152 BC in various calendars
- Gregorian calendar: 152 BC CLII BC
- Ab urbe condita: 602
- Ancient Egypt era: XXXIII dynasty, 172
- - Pharaoh: Ptolemy VI Philometor, 29
- Ancient Greek Olympiad (summer): 157th Olympiad (victor)¹
- Assyrian calendar: 4599
- Balinese saka calendar: N/A
- Bengali calendar: −745 – −744
- Berber calendar: 799
- Buddhist calendar: 393
- Burmese calendar: −789
- Byzantine calendar: 5357–5358
- Chinese calendar: 戊子年 (Earth Rat) 2546 or 2339 — to — 己丑年 (Earth Ox) 2547 or 2340
- Coptic calendar: −435 – −434
- Discordian calendar: 1015
- Ethiopian calendar: −159 – −158
- Hebrew calendar: 3609–3610
- - Vikram Samvat: −95 – −94
- - Shaka Samvat: N/A
- - Kali Yuga: 2949–2950
- Holocene calendar: 9849
- Iranian calendar: 773 BP – 772 BP
- Islamic calendar: 797 BH – 796 BH
- Javanese calendar: N/A
- Julian calendar: N/A
- Korean calendar: 2182
- Minguo calendar: 2063 before ROC 民前2063年
- Nanakshahi calendar: −1619
- Seleucid era: 160/161 AG
- Thai solar calendar: 391–392
- Tibetan calendar: 阳土鼠年 (male Earth-Rat) −25 or −406 or −1178 — to — 阴土牛年 (female Earth-Ox) −24 or −405 or −1177

= 152 BC =

Year 152 BC was a year of the pre-Julian Roman calendar. At the time it was known as the Year of the Consulship of Marcellus and Flaccus (or, less frequently, year 602 Ab urbe condita).
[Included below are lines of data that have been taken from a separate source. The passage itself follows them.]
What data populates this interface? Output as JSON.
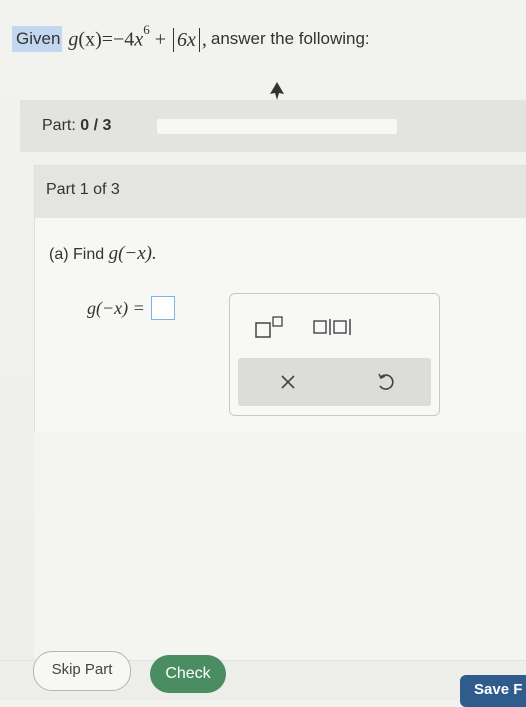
{
  "question": {
    "given_label": "Given",
    "function_lhs": "g",
    "function_arg": "(x)",
    "function_eq": "=−4",
    "function_var": "x",
    "exponent": "6",
    "plus": " +",
    "abs_content": "6x",
    "comma": ",",
    "rest": "answer the following:"
  },
  "part_bar": {
    "label": "Part:",
    "score": "0 / 3",
    "progress": 0
  },
  "part_card": {
    "header": "Part 1 of 3",
    "prompt_prefix": "(a) Find",
    "prompt_math": "g(−x).",
    "answer_lhs": "g(−x) ="
  },
  "palette": {
    "tools": [
      "superscript-icon",
      "absolute-value-icon"
    ],
    "actions": [
      "clear-icon",
      "undo-icon"
    ]
  },
  "footer": {
    "skip_label": "Skip Part",
    "check_label": "Check",
    "save_label": "Save F"
  },
  "colors": {
    "given_highlight": "#c3d7f1",
    "check_green": "#4a8d62",
    "save_blue": "#2f5c8c",
    "answer_box_border": "#7fb3e6"
  }
}
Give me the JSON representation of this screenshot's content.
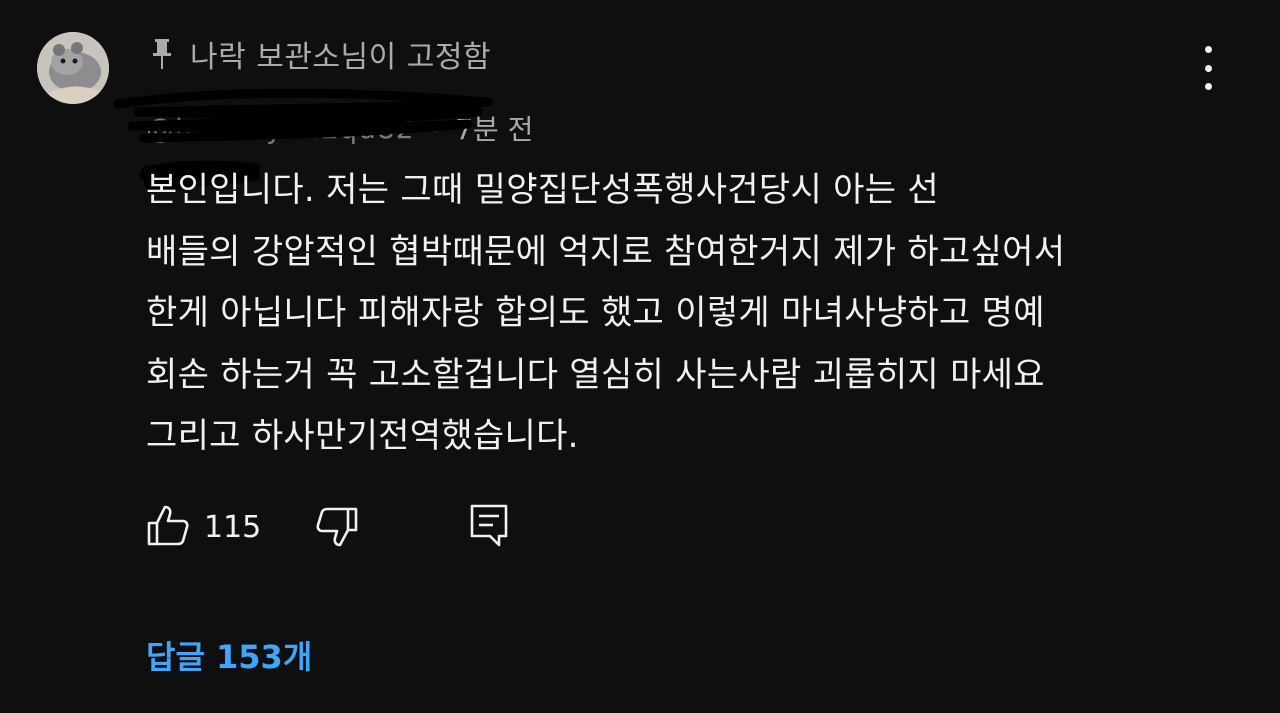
{
  "pinned_label": "나락 보관소님이 고정함",
  "author": {
    "handle": "@inse...yen2qd82",
    "separator": "•",
    "time": "7분 전"
  },
  "comment_text": "본인입니다. 저는 그때 밀양집단성폭행사건당시 아는 선\n배들의 강압적인 협박때문에 억지로 참여한거지 제가 하고싶어서\n한게 아닙니다 피해자랑 합의도 했고 이렇게 마녀사냥하고 명예\n회손 하는거 꼭 고소할겁니다 열심히 사는사람 괴롭히지 마세요\n그리고 하사만기전역했습니다.",
  "likes": "115",
  "replies_label": "답글 153개",
  "icons": {
    "pin": "pin-icon",
    "more": "more-vert-icon",
    "like": "thumbs-up-icon",
    "dislike": "thumbs-down-icon",
    "reply": "reply-icon"
  },
  "colors": {
    "background": "#0f0f0f",
    "text": "#f1f1f1",
    "secondary": "#aaaaaa",
    "link": "#3ea6ff"
  }
}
The denomination 152 BC for this year has been used since the early medieval period, when the Anno Domini calendar era became the prevalent method in Europe for naming years.

== Events ==

=== By place ===

==== Seleucid Empire ====
- The pretender to the Seleucid throne, Alexander Balas, makes contact with Jonathan Maccabeus offering him terms even more favorable than those offered by the king Demetrius I Soter. In particular, Alexander offers him the official appointment as High Priest in Jerusalem. In response, Jonathan withdraws his support from Demetrius and declares his allegiance to Alexander. Thus Jonathan becomes the first member of his family to achieve appointment as High Priest.

== Deaths ==
- Marcus Aemilius Lepidus, Roman statesman, consul, Pontifex Maximus and censor; as a praetor, he has been governor of Sicily in 191 BC.
- Marcus Porcius Cato Licinianus, Roman jurist, son of Cato the Elder by his first wife, Licinia.
- Zhang Cang, Chinese scholar, general and prime-minister (b. 253 BC).